3 Common Mistakes When Finishing Kitchen Cabinets

One way to get discount cabinets is to purchase them unfinished and do the rest yourself. There are three mistakes you can easily avoid when painting or staining unfinished cabinets. They may seem simple (and they are), but many people forsake these crucial steps and end up unhappy with their results. You don’t need to be a pro to get the best kitchen cabinets. Don’t do these things, and you’re already halfway there.

Not Sanding

A lot of people skip sanding because they don’t know what it actually does for their finishing project. Any unnecessary work is cast aside because, well, who wants to do more work than they have to? But sanding is one of the most important steps in prepping your wood.
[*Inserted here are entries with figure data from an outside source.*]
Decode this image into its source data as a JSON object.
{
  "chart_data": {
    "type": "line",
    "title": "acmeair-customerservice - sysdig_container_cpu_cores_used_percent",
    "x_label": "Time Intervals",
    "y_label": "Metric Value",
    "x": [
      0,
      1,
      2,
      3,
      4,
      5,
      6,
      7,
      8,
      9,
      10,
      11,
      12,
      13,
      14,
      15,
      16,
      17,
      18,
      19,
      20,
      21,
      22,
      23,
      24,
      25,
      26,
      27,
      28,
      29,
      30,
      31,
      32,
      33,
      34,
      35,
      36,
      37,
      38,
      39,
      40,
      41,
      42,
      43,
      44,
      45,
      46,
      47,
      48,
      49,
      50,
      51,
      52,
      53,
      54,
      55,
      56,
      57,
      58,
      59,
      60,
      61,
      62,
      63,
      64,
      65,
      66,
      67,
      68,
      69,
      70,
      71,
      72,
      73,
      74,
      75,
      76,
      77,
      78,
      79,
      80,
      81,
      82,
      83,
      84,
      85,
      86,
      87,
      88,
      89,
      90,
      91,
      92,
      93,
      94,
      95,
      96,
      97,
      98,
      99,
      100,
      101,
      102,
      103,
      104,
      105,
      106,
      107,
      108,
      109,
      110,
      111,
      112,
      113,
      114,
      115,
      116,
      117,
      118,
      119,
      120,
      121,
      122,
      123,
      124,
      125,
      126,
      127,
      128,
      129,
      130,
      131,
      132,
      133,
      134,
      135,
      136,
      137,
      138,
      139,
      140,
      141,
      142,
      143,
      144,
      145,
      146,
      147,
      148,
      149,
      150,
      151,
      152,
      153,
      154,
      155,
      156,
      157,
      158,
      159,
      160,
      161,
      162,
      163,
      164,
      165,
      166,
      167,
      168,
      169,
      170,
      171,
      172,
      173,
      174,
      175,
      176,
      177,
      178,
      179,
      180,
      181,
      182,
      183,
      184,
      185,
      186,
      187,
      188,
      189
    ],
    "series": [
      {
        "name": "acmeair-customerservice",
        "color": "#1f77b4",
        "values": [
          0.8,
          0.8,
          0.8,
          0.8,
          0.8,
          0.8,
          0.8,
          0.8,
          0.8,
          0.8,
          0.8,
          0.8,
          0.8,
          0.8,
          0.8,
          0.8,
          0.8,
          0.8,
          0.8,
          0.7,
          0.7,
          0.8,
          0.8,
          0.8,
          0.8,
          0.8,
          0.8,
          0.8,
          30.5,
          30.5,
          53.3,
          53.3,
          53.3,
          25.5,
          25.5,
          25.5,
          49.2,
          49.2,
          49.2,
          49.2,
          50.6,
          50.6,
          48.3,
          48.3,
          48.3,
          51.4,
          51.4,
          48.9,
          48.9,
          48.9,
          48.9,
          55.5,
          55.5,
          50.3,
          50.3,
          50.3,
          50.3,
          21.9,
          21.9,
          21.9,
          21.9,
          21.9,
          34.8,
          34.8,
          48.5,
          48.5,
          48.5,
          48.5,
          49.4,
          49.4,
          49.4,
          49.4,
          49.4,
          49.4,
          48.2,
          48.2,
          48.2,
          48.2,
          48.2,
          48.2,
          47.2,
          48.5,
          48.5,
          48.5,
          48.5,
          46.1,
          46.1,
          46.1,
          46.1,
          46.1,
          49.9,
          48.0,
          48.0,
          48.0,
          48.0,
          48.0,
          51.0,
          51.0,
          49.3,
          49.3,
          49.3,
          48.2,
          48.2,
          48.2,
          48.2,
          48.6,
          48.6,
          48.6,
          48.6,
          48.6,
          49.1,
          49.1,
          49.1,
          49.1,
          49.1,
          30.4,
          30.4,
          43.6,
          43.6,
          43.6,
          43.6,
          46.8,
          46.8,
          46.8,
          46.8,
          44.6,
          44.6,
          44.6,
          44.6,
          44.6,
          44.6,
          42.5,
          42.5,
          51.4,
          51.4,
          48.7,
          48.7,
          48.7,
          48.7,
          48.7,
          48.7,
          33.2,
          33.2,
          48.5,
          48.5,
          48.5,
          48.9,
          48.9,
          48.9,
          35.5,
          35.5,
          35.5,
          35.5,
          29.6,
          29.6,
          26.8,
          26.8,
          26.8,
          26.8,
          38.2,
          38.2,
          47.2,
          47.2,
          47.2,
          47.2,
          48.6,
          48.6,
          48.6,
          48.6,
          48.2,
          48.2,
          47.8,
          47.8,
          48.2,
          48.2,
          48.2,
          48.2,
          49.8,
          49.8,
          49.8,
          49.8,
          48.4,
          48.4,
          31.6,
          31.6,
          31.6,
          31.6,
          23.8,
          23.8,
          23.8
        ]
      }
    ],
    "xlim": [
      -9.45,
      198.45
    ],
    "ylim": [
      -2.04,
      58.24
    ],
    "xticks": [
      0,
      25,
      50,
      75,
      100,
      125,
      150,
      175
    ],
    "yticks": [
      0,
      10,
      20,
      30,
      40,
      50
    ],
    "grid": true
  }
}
Wood is a creation of nature; therefore, it is subject to all of nature’s imperfections. Wood is full of knots, grain, nicks, and all sorts of character. Sanding smoothes imperfections, but also opens up the pores of the wood so stains can absorb evenly. If you paint without sanding, your paint could be peeling off your cabinets within the first year. When you sand the wood, you are giving the paint a better surface to bond onto. White kitchen cabinets or black kitchen cabinets—it doesn’t matter. Always sand before you paint or stain.

Not Applying Primer

Most people know primer goes on before paint, but they’re not really sure why. Primer performs different functions, and they’re all to give you smooth, long-lasting results. Primer is like a glue that holds the paint onto the surface. It not only acts as a bonding agent to your unfinished cabinets, but it also protects the wood from the paint itself (and all other shenanigans that may be going on in your kitchen). While a finishing spray ensures the durability of your paint from on top, the primer also protects your paint from below. So, really, primer is doing double duty by protecting both the wood and the paint.

Painting Too Thick

Impatience is the running trend towards disaster, isn’t it? It’s understandable; you’re eager to see those new kitchen cabinets up and ready for use. Instead, apply about two to three thin coats of paint to your unfinished cabinets, allowing each layer to dry for four hours before applying the next. Some mistakenly believe that you completely cover the wood with one thick layer of paint. Thick paint produces bubbles and dries funny. You’ll get the best kitchen cabinets with that sleek, factory-finish look by using thin coats over thick ones.